Data Availability Statement
The subset of 524 questions, answers and individual evaluation results that comprise this benchmarking study can be accessed via figshare at 10.6084/m9.figshare.29213147 (ref. 18). The data structure for the entire dataset is provided in Supplementary Information. The full dataset has been donated to the Rwanda Biomedical Centre (RBC), the parastatal delivery arm of the Rwandan Ministry of Health, and is hosted in a secure data environment. It will be made available to researchers on request and based on an assessment of ‘fair value exchange’ by stakeholders, to ensure that the indigenous population that generated the information benefits from its exploitation. This arrangement was specifically designed to ensure adherence to the CARE principles. The Centre for the Fourth Industrial Revolution, as the innovation lab for the Rwandan Government, serves as the primary point of contact for researchers seeking to access this data.
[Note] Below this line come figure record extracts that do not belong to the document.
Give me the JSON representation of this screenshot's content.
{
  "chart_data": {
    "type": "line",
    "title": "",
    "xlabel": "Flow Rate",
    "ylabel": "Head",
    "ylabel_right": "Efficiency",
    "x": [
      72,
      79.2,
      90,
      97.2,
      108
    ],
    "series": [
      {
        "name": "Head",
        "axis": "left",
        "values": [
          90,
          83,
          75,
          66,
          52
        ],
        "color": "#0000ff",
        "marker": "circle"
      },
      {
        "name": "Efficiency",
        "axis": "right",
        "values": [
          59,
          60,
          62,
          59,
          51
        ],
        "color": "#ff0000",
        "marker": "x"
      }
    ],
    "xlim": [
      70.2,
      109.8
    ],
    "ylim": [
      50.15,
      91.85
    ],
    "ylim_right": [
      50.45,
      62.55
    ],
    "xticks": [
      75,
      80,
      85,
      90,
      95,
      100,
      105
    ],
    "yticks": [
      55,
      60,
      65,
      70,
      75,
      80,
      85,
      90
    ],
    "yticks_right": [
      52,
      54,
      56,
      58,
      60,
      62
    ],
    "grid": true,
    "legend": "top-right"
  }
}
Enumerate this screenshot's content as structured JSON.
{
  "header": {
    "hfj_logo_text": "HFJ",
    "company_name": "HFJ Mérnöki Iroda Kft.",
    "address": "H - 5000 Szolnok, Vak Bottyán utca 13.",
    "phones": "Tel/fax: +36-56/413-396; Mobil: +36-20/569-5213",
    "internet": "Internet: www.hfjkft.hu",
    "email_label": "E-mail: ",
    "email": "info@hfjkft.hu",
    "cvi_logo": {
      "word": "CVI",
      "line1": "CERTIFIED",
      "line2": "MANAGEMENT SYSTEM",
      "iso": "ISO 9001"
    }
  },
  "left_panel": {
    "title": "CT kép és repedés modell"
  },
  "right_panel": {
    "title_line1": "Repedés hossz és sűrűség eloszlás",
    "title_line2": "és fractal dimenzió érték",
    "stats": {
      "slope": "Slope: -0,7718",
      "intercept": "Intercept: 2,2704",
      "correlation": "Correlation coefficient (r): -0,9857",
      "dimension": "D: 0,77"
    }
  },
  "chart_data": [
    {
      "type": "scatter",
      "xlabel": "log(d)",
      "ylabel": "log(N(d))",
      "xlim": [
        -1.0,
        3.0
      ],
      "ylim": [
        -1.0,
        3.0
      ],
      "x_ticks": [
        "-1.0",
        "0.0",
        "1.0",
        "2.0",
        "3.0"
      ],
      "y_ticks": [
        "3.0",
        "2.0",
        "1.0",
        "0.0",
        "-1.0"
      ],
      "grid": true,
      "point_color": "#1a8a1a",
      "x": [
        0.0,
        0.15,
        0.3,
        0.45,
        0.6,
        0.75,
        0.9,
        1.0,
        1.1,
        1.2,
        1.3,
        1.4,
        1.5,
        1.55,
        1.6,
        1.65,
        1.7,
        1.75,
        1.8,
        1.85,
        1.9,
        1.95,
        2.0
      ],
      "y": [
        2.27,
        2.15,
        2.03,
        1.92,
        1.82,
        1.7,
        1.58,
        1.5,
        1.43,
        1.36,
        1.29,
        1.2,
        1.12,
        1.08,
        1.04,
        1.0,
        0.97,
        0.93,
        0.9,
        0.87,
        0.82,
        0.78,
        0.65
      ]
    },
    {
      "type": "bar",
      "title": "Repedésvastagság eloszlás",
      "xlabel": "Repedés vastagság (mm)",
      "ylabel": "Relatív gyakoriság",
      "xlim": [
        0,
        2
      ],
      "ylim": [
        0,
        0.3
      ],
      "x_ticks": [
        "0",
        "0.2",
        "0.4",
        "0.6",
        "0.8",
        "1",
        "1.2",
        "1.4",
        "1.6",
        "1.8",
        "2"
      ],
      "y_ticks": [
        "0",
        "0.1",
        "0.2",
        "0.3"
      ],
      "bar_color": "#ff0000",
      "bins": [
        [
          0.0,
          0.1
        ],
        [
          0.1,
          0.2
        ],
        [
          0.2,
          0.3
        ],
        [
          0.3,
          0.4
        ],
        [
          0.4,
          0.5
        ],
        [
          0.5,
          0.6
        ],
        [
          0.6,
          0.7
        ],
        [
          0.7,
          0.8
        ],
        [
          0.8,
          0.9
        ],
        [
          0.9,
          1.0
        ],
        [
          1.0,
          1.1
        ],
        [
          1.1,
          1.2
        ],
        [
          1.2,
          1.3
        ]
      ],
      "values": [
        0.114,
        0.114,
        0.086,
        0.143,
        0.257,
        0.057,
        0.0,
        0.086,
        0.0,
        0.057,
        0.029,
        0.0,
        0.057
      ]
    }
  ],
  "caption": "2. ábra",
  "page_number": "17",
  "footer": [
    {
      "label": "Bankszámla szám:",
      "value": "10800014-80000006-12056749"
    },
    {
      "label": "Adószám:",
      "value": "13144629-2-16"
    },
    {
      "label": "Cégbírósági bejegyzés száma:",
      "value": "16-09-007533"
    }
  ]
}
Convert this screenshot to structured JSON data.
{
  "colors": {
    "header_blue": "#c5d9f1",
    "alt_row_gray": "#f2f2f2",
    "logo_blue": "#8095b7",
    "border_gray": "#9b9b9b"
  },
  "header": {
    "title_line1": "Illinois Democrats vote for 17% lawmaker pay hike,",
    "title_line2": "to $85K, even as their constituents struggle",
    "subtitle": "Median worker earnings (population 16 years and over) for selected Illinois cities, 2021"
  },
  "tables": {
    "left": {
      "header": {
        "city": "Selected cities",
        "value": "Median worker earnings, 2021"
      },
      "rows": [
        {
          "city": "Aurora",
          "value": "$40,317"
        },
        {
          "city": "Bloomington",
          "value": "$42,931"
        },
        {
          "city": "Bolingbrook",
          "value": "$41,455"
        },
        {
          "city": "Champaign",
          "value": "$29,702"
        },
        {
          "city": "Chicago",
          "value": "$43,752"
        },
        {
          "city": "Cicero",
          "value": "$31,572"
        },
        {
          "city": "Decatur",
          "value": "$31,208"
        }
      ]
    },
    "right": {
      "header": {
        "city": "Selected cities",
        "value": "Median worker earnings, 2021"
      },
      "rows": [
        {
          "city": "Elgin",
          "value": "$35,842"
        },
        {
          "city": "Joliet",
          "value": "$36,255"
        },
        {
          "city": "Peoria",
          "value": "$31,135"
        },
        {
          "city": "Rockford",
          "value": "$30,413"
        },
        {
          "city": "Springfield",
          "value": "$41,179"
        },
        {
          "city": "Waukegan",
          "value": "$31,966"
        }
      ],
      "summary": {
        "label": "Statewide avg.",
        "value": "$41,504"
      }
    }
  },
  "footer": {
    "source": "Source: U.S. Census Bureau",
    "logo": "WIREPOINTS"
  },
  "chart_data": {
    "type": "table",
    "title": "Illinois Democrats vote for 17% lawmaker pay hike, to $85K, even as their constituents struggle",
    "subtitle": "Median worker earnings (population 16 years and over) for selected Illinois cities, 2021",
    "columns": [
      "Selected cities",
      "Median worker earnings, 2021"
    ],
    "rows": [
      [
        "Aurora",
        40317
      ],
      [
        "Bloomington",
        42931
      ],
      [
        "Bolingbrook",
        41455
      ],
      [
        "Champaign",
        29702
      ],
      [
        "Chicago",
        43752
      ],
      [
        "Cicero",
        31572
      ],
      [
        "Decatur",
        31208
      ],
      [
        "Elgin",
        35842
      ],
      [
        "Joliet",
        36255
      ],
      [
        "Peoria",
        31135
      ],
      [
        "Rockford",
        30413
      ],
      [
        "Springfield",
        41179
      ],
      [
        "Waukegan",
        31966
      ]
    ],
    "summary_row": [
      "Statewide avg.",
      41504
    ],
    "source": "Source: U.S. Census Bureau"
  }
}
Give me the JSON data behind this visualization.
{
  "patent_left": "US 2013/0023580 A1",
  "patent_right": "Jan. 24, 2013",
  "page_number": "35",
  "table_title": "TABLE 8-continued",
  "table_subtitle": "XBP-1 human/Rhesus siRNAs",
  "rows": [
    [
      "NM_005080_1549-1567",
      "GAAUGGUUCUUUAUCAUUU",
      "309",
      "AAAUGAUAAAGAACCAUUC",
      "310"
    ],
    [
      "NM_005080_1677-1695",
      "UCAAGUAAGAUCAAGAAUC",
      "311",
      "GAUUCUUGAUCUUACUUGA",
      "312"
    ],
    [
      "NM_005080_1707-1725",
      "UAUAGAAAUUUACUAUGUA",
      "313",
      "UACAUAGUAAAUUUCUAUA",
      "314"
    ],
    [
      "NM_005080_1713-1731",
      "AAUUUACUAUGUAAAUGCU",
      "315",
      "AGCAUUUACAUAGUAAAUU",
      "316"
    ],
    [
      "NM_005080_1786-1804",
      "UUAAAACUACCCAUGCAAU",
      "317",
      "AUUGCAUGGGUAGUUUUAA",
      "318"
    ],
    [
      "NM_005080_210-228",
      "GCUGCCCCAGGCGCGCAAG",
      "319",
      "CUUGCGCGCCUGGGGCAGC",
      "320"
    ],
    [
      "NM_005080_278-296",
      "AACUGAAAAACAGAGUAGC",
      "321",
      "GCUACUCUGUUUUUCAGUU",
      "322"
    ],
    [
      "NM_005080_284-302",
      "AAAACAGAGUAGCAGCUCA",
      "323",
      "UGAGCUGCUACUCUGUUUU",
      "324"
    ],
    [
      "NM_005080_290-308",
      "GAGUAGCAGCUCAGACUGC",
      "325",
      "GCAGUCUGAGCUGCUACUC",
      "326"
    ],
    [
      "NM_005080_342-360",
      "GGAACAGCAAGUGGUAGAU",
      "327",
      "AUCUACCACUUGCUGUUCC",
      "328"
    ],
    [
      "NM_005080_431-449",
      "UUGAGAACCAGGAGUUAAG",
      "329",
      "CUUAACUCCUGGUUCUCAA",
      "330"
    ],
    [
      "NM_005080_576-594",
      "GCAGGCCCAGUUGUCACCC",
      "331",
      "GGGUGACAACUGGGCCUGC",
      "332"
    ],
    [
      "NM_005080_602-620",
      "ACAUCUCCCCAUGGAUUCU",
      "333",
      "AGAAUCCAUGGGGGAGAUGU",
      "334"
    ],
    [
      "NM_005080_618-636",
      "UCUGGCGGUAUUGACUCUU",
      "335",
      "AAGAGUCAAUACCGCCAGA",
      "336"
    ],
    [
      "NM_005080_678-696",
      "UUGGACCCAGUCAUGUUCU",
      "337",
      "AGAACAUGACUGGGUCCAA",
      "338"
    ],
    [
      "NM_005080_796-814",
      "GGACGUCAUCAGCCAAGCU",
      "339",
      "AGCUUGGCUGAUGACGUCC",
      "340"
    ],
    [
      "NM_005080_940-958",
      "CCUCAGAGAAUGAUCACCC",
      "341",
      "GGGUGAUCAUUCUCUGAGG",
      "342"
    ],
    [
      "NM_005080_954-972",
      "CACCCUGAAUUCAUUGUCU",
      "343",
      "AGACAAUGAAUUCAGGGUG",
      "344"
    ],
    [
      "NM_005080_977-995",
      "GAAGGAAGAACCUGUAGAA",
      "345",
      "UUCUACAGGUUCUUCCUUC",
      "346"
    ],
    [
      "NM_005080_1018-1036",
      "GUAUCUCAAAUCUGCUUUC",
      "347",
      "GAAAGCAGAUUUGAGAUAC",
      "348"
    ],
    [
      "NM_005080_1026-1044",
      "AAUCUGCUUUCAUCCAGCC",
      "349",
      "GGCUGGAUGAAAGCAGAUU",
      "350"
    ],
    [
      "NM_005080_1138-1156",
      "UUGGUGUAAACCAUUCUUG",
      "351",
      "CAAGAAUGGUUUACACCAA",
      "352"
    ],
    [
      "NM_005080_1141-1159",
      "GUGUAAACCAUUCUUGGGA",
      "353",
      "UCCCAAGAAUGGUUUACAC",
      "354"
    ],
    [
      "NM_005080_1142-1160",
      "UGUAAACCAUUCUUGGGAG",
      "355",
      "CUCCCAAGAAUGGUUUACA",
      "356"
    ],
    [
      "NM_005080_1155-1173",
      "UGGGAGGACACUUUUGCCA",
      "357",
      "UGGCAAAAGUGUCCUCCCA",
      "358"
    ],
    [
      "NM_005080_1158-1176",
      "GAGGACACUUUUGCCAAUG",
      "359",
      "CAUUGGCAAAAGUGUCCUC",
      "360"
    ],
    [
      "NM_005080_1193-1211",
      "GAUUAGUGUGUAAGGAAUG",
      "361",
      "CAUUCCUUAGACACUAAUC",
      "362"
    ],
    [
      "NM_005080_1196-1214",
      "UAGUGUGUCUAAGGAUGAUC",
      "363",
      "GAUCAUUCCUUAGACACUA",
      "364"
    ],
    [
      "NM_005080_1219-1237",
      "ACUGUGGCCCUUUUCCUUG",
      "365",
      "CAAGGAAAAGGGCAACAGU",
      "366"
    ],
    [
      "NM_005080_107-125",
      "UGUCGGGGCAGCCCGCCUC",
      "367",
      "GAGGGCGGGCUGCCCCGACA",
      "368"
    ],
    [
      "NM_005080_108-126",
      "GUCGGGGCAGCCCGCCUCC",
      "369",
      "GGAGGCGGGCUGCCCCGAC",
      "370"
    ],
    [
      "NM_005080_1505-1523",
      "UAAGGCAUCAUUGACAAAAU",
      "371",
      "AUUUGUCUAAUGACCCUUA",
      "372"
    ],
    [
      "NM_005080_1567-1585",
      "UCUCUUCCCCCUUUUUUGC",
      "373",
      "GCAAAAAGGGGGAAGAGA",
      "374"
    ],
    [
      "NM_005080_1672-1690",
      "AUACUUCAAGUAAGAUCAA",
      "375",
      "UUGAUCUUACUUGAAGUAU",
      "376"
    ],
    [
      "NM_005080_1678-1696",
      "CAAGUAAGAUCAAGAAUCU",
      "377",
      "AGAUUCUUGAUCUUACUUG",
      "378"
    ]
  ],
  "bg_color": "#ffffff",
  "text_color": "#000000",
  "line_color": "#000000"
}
Prospective users should contact ‘info@c4ir.rw’ to request access via GitHub at https://github.com/PATH-AI-Initiative/RwandaBenchmarking, which makes use of the following python and R packages/libraries: Python (v3.13.3): pandas (v2.2.3); matplotlib (v3.10.3); numpy (v2.2.6); seaborn (v0.13.2); scipy (v1.15.3); tiktoken (v0.9.0); transformers (v4.52.4); statsmodels (v0.14.4). R (v4.5.0): ARTool (v0.11.2); dplyr (v1.1.4); emmeans (v1.10.7); readr (v2.1.5); stringr (v1.5.1); and ggplot2 (v3.5.2).